2023-01-26 | Article | Insights
Joining Google Analytics 4 data with other data sources in BigQuery can be beneficial in many cases. For example, joining GA4 data with CRM data can give us a complete picture of how users interact with products in both the online and offline world. Or joining GA data with data from other marketing platforms, such as CM360 and DV360, can help us to understand the conversion paths more in detail and eventually attribute conversions on a more granular level to the specific channels that drove them. These are just a few examples of the many use cases for joining Google Analytics 4 data with other data sources in BigQuery. The specific use cases will depend on the data we have available and the goals of the analysis.
In this article, we will go through an example where Google Analytics 4 data is joined with Google Merchant Center data in BigQuery.
Google Merchant Center gives us information about products. For instance, product id, product group, description, images, and performance data such as clicks, impressions, and conversion data. Google Analytics 4 data, on the other hand, includes information about products and interaction with products, such as product id, add-to-cart, revenue, and conversion on the website. By joining these two data sources in BigQuery on the product id level, we can gain a granular understanding of our products. For example, we can see which product groups are the most popular, how different product groups are related to the content of our website, gain insights on the performance of products, and make data-driven decisions on which products to keep in stock and which to phase out.
We can start writing the query with querying fields from GA4 data. As we can see in the first subquery, the item id, revenue and sold quantity are extracted for the last seven days. Within the condition we specify that we would like to exclude the products that had no sale. Within the second subquery, some product information such as id, type, and availability are queried from GMC data. As mentioned, there is various information on products available in this table, so feel free to explore the relevant ones for your report and analysis. In the last part of the query, we simply bring these two sources together by applying a LEFT JOIN, using the product id as the key between the two data sources. A LEFT JOIN in BigQuery is a kind of a join that returns all the rows from the left table (our sold products in GA4), along with the matching rows from the right table (our GMC product detail information). If there is no matching product information in the GMC data, the result will contain NULL values for product type and availability columns.
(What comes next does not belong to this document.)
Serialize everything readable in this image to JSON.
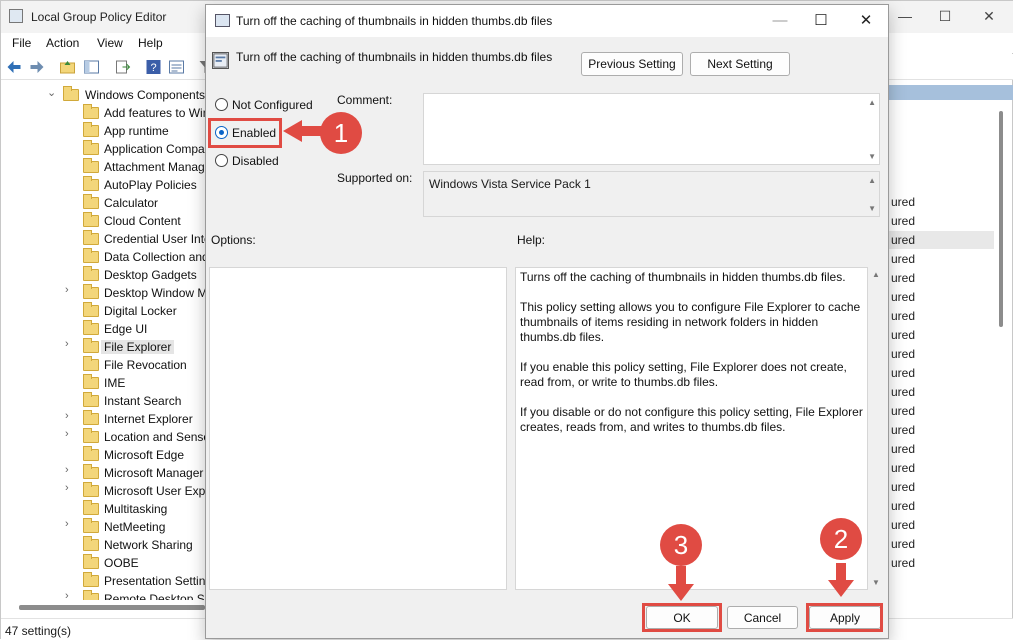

WITH ga AS( SELECT items.item_id AS item_id_ga, SUM( items.item_revenue) AS revenue, SUM(ecommerce.total_item_quantity) AS quantity FROM #--- Replace the following table with your own data `project_id.dataset.analytics_.events_*`, UNNEST(items) AS items WHERE #--- Please adjust the following time range to your own needs _TABLE_SUFFIX BETWEEN FORMAT_DATE('%Y%m%d',DATE_SUB(CURRENT_DATE(), INTERVAL 8 DAY)) AND FORMAT_DATE('%Y%m%d',DATE_SUB(CURRENT_DATE(), INTERVAL 1 DAY)) AND items.item_revenue IS NOT NULL AND ecommerce.total_item_quantity IS NOT NULL GROUP BY 1), gmc AS ( SELECT DISTINCT offer_id, item_group_id, product_type, availability, #--- Replace the following table with your own data FROM `project_id.dataset.Products_merchant_id` ) #--- Here we bring the two data sources together SELECT ga.item_id_ga, item_group_id, product_type, availability, revenue, quantity, FROM ga LEFT JOIN gmc ON ga.item_id_ga=gmc.offer_id
One of the use cases of the output generated by this table is to create a top-performance product group list that can be used as a basis for planning campaign strategies in the following period. This ranking can be calculated by creating rule-based thresholds based on the revenue, sold quantity, and availability of products in the previous seven days.